Une répercussion de plus du changement climatique menace directement les intérêts économiques internationaux. Le manque d’eau provoqué par la sécheresse met en danger le trafic maritime dans le canal de Panamá, passage obligé pour 6 % du trafic maritime mondial entre les océans Atlantique et Pacifique. La situation est si préoccupante que l’Autorité du canal de Panamá (ACP) a dû limiter l’accès à la voie interocéanique.
Alajuela et Gatún sont les deux lacs artificiels qui fournissent le canal en eau, nécessaire au fonctionnement des écluses. Ces dernières années, leur niveau a drastiquement baissé en raison de la sécheresse qui frappe le bassin hydrographique de la région. Déjà, en 2019, le canal ne disposait plus que de 3 milliards de mètres cubes d’eau douce alors qu’il lui en faut un peu plus de 5,2 milliards pour fonctionner. Cette année, la sécheresse n’a fait qu’aggraver ce déficit.

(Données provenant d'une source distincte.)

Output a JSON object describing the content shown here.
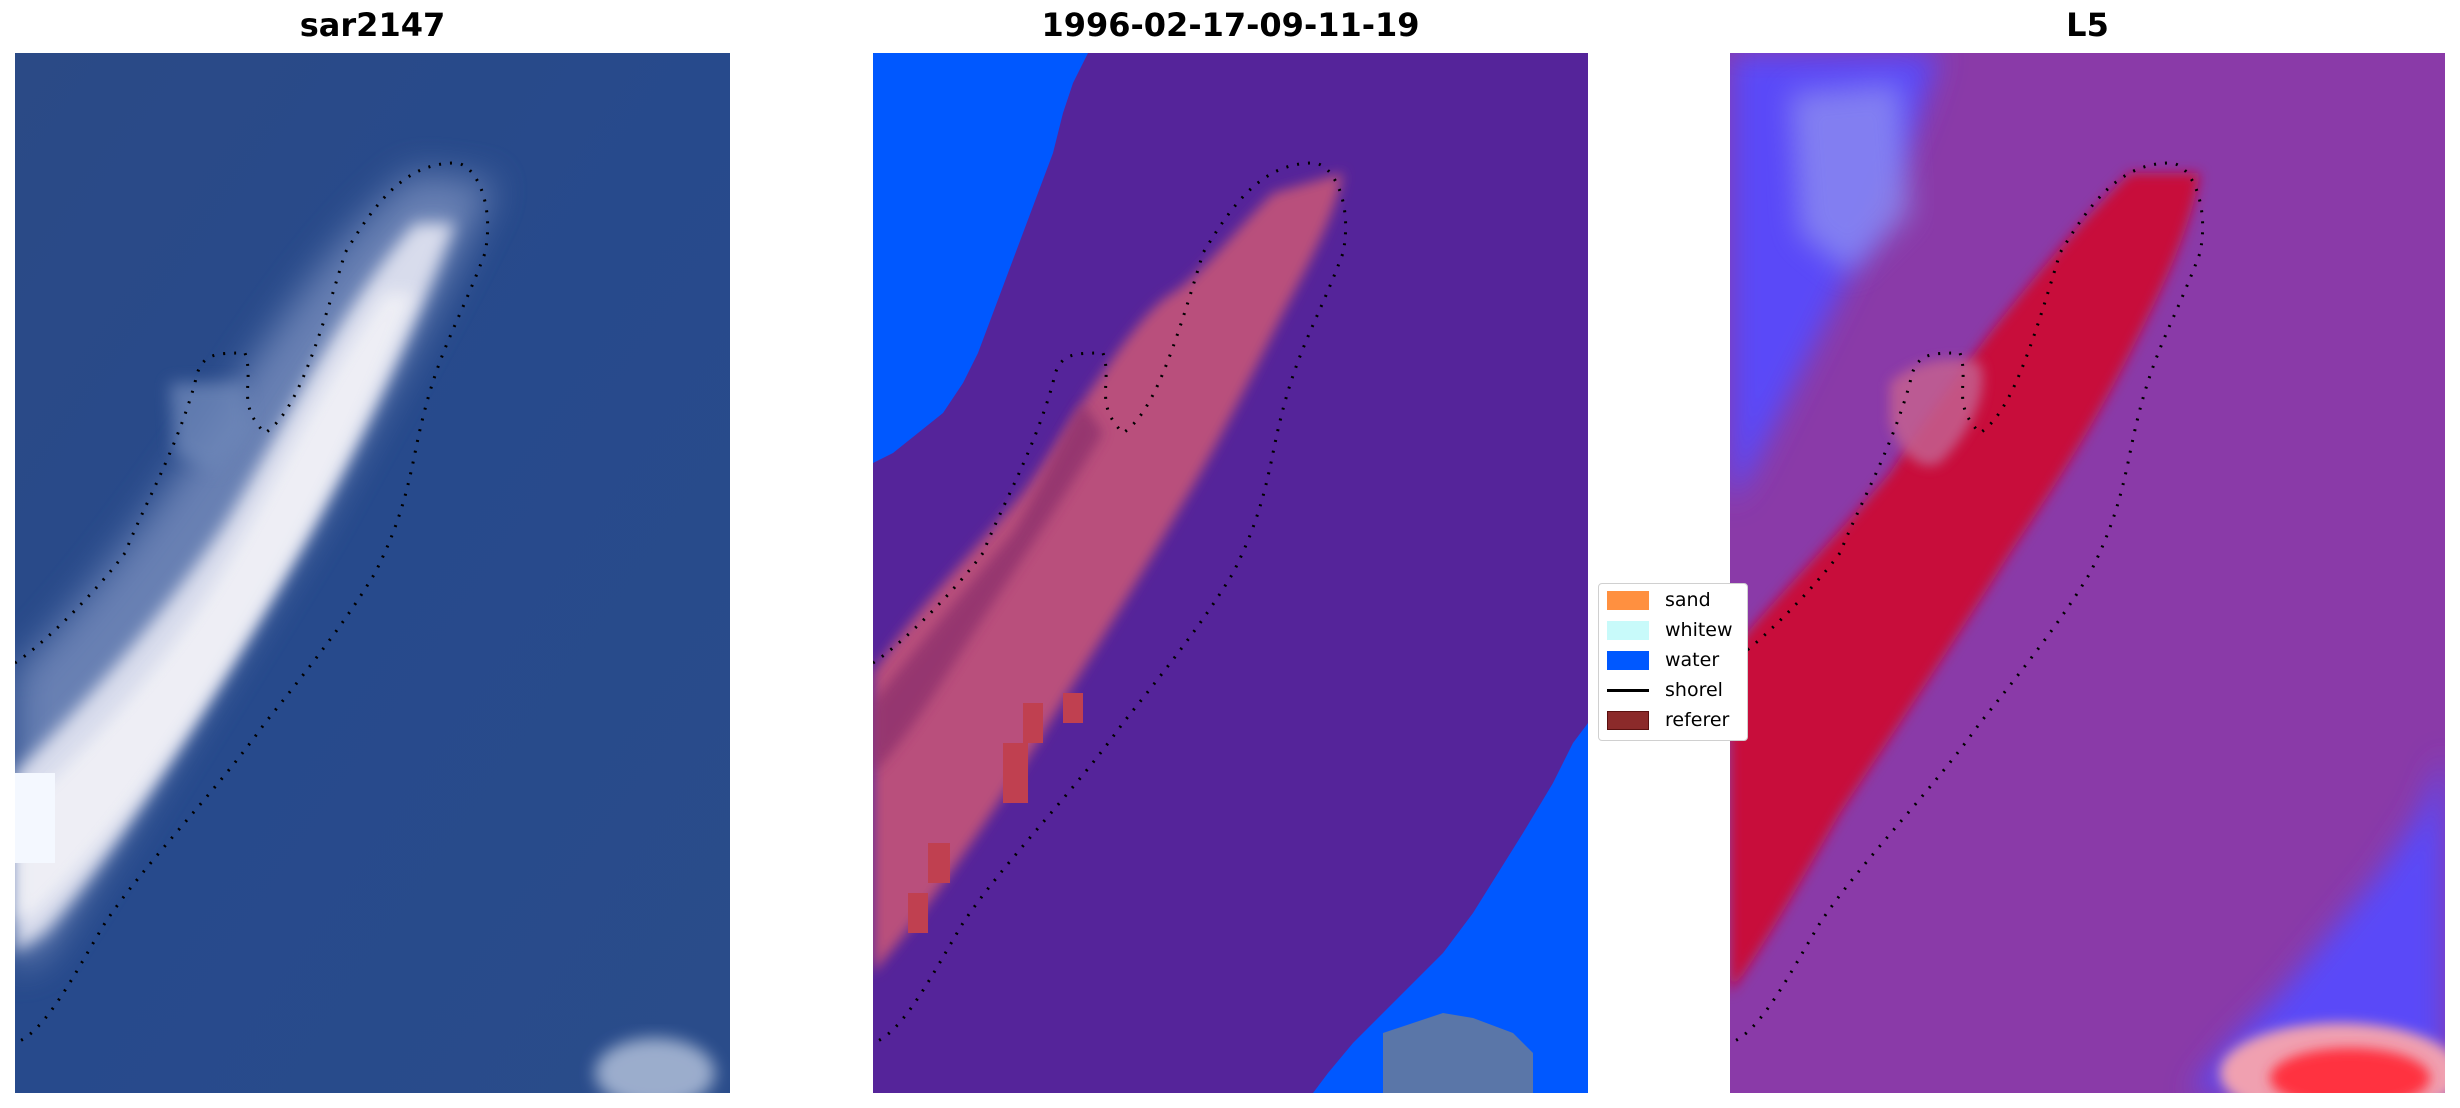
{
  "panels": [
    {
      "title": "sar2147"
    },
    {
      "title": "1996-02-17-09-11-19"
    },
    {
      "title": "L5"
    }
  ],
  "legend": {
    "items": [
      {
        "label": "sand",
        "color": "#ff9040"
      },
      {
        "label": "whitew",
        "color": "#c8fafa"
      },
      {
        "label": "water",
        "color": "#0058ff"
      },
      {
        "label": "shorel",
        "color": "#000000"
      },
      {
        "label": "referer",
        "color": "#8b2a2a"
      }
    ]
  },
  "colors": {
    "sea_rgb": "#2a4a88",
    "class_background": "#55249a",
    "class_water": "#0058ff",
    "class_sand": "#c84a6a",
    "index_background": "#8a3aa8",
    "index_low": "#5a4af8",
    "index_high": "#c8102e"
  }
}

«L’absence de pluies touche d’abord nos réserves d’eau», détaille Erick Córdoba, le directeur en charge de l’eau à l’ACP. En conséquence, les navires de classe «Post-Panamax» (les plus gros transporteurs) ne peuvent plus passer, précise-t-il. Car à chaque passage de navire, ce sont environ 200 millions de litres d’eau douce qui sont déversés dans la mer. Le canal de Panamá fonctionne grâce à d’énormes écluses qui, côté Pacifique comme côté Atlantique, hissent les navires jusqu’au niveau du canal ou les font descendre à celui des océans. L’année dernière, plus de 14 000 embarcations transportant un total de 518 millions de tonnes de cargaison y sont passées.

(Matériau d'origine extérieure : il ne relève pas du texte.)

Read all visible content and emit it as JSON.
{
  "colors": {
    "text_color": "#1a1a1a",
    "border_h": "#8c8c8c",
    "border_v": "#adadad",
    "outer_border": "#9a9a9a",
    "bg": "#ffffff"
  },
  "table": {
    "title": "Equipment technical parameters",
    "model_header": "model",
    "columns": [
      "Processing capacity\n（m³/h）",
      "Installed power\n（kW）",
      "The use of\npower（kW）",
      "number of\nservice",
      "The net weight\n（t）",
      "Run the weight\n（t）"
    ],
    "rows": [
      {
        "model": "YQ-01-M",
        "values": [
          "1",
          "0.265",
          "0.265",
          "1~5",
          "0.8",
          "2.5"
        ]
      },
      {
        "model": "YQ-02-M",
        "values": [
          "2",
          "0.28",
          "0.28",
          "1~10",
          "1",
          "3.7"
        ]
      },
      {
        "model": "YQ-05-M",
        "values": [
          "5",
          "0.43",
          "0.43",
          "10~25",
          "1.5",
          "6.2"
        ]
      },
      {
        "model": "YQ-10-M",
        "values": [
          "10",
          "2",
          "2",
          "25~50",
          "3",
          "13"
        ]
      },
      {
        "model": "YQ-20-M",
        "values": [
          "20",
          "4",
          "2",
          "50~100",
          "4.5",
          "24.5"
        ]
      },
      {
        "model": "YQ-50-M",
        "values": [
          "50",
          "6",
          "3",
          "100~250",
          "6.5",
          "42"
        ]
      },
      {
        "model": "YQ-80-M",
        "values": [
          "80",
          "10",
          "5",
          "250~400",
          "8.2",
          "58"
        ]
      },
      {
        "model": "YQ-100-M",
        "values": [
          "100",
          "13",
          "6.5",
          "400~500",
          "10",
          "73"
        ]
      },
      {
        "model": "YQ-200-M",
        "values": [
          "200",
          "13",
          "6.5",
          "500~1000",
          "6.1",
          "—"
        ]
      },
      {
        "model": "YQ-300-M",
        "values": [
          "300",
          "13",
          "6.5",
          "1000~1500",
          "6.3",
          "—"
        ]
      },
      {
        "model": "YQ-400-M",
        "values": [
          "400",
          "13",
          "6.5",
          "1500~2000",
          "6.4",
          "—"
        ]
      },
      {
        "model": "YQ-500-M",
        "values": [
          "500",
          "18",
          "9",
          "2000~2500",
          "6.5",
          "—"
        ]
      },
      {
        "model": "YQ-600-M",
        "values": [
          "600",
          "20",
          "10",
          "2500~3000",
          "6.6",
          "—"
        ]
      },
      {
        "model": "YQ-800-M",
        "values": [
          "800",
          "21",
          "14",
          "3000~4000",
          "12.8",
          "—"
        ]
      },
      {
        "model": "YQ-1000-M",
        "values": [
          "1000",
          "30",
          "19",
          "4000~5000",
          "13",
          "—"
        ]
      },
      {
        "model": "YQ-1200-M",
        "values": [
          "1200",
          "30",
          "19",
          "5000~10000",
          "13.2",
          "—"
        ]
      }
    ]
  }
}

L’administrateur, Ricaurte Vásquez, a reconnu que le manque d’eau était la principale menace pour le trafic par la voie transocéanique. La situation est critique et inquiète. Un constat que nuance Luz de Calzadilla, directrice de l’Institut météorologique de Panamá : certes le canal a souffert d’un «déficit de précipitations comme le reste du pays, mais dans les limites normales d’une saison sèche» tropicale. Elle met en garde face au phénomène climatique El Niño qui risque de toucher le Panamá durant la seconde moitié de l’année, entraînant une baisse de la pluviométrie. «L’administration du canal fait des miracles afin de maintenir l’activité commerciale tout en faisant face à sa responsabilité sociale qui est de fournir de l’eau potable pour la consommation humaine», remarque-t-elle.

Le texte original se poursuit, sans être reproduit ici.